The Spirit will never teach us anything contrary to what God the Father and God the Son have already revealed to us; God never contradicts Himself. But in these times between Jesus’ ascension and the day He returns to the earth, the Spirit will continue to unfold God’s truth for us so that we understand more deeply what it means to be part of God’s kingdom.

We’ll never fully understand the Trinity. Still, we have experienced how God has, through the centuries, patiently revealed Himself as one God in three Persons.

My Geometry teacher in high school, Mr. Allen, knew how difficult Mathematics was for me. I had flunked Algebra I the year before and had to take it again in the summer. But, intent on going to college, I registered for Mr. Allen’s class. It was tough slogging for me. But Mr. Allen wouldn’t let me give in to my penchant for laziness in subjects that failed to interest me. He would go out of his way to help me understand the lesson at hand. When we got to the unit on the Pythagorean Theorem, I remember him saying to the class, “Mr. Daniels is very knowledgeable when it comes to History. You might be interested in knowing…” And then, Mr. Allen told us a little about the sixth century-BC mathematician Pythagoras who came up with the Pythagorean Theorem. Mr. Allen was trying to hook me and students like me. After he’d explained the theorem and how it worked to us, he would look around the class room for the confused faces. Mine was always among them. So, he’d explain it in a different way. And if we still didn’t get it, he’d choose one of us to come up to the chalkboard to go through things step-by-step. His patience was amazing! And, miracle of miracles, I passed the class!

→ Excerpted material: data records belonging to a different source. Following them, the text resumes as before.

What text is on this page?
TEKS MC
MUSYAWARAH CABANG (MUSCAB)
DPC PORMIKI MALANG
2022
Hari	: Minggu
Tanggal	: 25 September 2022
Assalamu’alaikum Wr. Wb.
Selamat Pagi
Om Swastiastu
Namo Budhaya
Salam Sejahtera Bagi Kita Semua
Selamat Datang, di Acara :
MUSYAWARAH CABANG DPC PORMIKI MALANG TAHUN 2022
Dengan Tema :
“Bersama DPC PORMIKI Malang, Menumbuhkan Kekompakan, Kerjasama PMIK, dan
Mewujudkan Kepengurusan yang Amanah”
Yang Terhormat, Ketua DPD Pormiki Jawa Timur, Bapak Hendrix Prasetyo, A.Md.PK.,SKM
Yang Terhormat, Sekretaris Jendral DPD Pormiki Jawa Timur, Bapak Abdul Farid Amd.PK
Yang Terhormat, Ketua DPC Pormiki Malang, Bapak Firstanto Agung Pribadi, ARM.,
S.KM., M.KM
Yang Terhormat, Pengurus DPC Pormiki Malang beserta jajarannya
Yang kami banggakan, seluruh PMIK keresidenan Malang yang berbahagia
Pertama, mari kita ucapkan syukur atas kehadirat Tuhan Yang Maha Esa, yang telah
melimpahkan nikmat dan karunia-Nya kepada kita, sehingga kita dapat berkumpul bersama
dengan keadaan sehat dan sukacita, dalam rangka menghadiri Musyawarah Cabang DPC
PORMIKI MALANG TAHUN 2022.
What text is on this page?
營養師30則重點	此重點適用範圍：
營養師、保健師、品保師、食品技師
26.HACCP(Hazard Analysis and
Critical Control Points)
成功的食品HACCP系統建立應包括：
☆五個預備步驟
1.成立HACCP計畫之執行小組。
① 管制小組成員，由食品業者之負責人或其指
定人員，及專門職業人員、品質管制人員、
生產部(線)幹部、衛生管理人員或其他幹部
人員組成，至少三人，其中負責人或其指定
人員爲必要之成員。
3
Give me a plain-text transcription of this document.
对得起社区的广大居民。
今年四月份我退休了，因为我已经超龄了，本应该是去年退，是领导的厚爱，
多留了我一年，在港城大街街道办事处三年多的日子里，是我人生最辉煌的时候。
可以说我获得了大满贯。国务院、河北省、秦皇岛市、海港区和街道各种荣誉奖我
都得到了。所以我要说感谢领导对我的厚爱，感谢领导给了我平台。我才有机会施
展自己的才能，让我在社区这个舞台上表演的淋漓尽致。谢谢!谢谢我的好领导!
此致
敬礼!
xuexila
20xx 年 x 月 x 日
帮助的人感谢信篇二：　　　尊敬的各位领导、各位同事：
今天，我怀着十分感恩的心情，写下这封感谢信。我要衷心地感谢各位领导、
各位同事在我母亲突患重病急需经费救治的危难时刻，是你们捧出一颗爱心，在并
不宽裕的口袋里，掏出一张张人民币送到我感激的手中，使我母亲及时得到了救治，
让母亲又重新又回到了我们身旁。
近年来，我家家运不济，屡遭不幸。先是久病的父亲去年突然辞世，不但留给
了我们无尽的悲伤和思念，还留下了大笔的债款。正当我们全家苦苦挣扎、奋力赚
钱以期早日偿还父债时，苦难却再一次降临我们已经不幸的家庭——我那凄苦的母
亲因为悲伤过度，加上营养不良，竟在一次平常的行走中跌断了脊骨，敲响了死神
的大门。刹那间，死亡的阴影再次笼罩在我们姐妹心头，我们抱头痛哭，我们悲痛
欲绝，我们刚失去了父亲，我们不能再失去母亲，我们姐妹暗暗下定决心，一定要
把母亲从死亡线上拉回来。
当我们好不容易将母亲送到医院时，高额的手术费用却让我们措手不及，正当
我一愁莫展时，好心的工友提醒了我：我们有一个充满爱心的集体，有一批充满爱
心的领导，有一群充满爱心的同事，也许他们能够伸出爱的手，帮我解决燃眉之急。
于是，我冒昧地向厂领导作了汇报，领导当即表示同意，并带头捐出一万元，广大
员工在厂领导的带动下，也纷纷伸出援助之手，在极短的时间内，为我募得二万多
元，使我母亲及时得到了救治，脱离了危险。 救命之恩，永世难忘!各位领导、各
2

On this We-Don’t-Get-It Sunday, Holy Trinity Sunday, we can say that through the centuries, first through Israel, then through Jesus, and now through His Holy Spirit, God has patiently revealed Himself to all of us. He’s still revealing Himself to us.
  • In the Father, we understand God is our Creator and that God calls us to turn away from sin and toward Him and toward others. 
  • In the Son, we understand that when we turn, we can fall trustingly into the arms of Jesus for forgiveness. 
  • In the Spirit, we receive new life and the power to move toward becoming the people God made us to be. 
We can never fully explain God. But we have experienced God, Who patiently and repeatedly reveals Himself and His will for our lives: God the Father, God the Son, God the Holy Spirit. Amen.